The Human-Earth System Coupling Team of the Faculty of Geographical Science Published a Paper in Nature Sustainability
On April 2, the Human-Earth System Coupling Team of the Faculty of Geographical Science published a paper entitled "The dual impact of trade on the water–energy–food nexus globally" in Nature Sustainability. The study delineates the underlying mechanisms by which international trade shapes the global water-energy-food (WEF) nexus. It reveals that international trade has curbed the overall consumption of water, food and energy resource globally. Yet, its impacts exhibit remarkable regional heterogeneity across the world. By leveraging regional comparative advantages, international trade has enhanced the synergy of the global WEF nexus. At the same time, it has exacerbated inequalities across different regions and income groups worldwide.

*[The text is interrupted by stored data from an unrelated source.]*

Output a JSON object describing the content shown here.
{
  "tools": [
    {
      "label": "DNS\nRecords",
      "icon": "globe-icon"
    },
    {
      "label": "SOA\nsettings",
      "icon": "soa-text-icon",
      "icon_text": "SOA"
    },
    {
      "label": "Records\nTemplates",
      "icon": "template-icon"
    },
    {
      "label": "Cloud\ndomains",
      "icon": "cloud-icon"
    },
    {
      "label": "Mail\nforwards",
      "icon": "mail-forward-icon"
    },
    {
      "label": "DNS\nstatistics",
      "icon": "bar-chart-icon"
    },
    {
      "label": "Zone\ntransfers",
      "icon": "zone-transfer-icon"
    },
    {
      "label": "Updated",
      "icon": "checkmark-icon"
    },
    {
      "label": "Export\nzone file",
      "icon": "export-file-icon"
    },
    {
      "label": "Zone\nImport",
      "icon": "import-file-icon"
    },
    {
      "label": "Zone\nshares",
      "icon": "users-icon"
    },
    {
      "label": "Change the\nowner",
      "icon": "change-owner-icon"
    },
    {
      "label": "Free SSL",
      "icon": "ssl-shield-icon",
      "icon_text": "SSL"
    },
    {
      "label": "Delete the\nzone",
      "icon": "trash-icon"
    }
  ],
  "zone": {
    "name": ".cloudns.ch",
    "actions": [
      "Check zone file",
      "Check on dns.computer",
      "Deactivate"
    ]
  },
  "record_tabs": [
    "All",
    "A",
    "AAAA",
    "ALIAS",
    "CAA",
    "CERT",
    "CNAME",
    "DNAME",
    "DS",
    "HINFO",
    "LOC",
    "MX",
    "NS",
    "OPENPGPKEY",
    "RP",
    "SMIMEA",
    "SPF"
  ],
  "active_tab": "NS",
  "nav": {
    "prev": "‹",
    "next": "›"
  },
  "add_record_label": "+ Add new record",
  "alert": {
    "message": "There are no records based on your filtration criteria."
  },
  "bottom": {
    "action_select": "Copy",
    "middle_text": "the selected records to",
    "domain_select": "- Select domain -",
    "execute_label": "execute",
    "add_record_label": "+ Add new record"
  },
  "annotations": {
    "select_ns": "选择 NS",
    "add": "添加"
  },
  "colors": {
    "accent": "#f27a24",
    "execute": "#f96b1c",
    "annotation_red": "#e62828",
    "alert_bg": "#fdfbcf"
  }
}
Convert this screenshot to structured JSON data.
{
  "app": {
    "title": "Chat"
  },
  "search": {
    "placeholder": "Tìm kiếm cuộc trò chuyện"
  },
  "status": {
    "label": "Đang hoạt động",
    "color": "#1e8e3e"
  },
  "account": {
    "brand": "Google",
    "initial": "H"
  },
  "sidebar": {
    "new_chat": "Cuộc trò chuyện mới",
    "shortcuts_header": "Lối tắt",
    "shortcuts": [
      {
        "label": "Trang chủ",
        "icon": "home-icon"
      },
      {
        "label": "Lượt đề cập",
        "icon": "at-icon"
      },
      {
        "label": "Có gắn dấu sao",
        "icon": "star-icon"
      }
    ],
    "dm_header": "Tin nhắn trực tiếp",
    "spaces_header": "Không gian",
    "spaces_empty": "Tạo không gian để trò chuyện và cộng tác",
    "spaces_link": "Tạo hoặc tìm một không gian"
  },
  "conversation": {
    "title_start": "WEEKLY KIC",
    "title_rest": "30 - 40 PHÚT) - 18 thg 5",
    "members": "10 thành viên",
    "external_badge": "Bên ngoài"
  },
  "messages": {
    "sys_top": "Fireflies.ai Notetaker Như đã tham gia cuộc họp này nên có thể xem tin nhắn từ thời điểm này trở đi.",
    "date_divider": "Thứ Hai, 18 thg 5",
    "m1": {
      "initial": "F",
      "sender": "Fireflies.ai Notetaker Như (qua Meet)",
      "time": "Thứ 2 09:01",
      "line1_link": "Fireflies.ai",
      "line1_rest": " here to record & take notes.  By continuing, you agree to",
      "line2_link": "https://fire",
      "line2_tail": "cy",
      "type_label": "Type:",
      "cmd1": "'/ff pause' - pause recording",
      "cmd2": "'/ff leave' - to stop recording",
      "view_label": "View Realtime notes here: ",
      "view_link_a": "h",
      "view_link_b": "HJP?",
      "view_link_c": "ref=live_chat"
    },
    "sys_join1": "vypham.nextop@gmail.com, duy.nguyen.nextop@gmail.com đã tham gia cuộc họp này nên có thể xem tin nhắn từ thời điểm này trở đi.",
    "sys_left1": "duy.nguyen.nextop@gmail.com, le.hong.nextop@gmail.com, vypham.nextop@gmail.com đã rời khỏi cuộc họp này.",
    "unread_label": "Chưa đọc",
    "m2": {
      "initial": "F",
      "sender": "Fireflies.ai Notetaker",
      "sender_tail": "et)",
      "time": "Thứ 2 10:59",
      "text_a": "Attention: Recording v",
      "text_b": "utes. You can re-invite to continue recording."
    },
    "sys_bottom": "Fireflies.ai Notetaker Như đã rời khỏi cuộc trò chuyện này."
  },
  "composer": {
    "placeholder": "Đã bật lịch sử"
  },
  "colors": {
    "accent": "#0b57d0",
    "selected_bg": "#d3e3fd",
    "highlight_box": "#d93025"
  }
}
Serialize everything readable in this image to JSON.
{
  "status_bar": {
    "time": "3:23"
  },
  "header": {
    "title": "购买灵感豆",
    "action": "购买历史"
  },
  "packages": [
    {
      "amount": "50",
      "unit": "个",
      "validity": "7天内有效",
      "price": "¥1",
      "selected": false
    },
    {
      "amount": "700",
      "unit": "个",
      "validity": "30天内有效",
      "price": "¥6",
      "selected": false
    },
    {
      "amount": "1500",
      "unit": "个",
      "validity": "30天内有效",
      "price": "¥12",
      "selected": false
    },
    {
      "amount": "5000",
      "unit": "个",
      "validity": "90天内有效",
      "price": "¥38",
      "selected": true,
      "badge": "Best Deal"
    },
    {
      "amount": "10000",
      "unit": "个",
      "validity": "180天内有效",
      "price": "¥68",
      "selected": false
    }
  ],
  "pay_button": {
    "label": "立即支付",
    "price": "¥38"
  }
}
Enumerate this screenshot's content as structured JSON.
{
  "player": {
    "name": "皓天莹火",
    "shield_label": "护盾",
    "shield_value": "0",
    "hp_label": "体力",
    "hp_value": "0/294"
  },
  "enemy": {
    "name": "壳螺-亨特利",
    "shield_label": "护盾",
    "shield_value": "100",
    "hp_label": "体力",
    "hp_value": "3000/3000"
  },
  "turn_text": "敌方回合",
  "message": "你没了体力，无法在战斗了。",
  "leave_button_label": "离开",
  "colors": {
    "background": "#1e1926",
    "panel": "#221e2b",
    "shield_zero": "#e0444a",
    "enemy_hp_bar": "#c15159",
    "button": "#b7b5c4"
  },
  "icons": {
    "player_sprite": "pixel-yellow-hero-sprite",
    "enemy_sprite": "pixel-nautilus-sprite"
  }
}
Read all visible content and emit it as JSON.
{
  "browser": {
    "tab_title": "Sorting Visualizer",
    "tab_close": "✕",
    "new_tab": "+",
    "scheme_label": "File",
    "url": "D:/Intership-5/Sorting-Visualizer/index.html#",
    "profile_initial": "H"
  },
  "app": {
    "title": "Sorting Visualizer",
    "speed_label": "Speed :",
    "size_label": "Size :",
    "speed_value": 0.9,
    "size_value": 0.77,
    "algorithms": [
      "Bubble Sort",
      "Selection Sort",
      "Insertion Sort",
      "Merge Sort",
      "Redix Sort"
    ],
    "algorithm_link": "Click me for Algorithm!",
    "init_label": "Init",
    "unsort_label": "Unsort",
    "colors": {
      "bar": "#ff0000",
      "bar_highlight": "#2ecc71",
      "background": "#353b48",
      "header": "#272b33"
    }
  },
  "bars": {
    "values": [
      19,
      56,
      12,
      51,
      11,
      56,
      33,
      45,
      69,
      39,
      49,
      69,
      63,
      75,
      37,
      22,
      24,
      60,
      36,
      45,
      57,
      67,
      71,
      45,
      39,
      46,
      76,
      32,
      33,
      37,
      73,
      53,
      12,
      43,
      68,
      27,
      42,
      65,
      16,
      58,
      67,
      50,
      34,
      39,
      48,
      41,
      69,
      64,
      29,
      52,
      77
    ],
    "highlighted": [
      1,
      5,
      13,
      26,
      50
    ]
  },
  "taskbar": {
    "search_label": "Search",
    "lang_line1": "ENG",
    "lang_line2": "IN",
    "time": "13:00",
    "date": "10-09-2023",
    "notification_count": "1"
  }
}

The abstract of this paper is as follows:
Global trade underpins sustainable development by linking water, energy and food across distant regions, yet how it reshapes transboundary synergies and trade-offs within this nexus remains poorly understood. Here, by constructing water–energy–food (WEF) networks that integrate cross-border resource flows, we quantify trade-driven changes in the WEF nexus, contrasting actual trade with counterfactual no-trade scenarios. We find that trade has a dual impact on the WEF nexus, fostering cooperative gains while reinforcing cross-country disparities. High-income countries achieve stronger WEF synergies that promote balanced gains in water, energy and food security, whereas low- and lower-middle-income countries experience greater trade-offs characterized by intensified resource competition. Trade deepens cross-regional imbalances, with Europe and North America strengthening internal coordination and acting as connectors for cross-regional synergies, while Central and South Asia exhibit intensified WEF trade-offs both within and across regions. Food-centred competition over water and energy use drives nexus trade-offs, with factors including tariff barriers, economic expansion and logistics connectivity reinforcing this competition. Our findings suggest that countries can complement existing goal- and country-specific actions with stronger cross-border coordination to reduce WEF nexus inequalities in support of 2030 targets and aspirations towards 2045.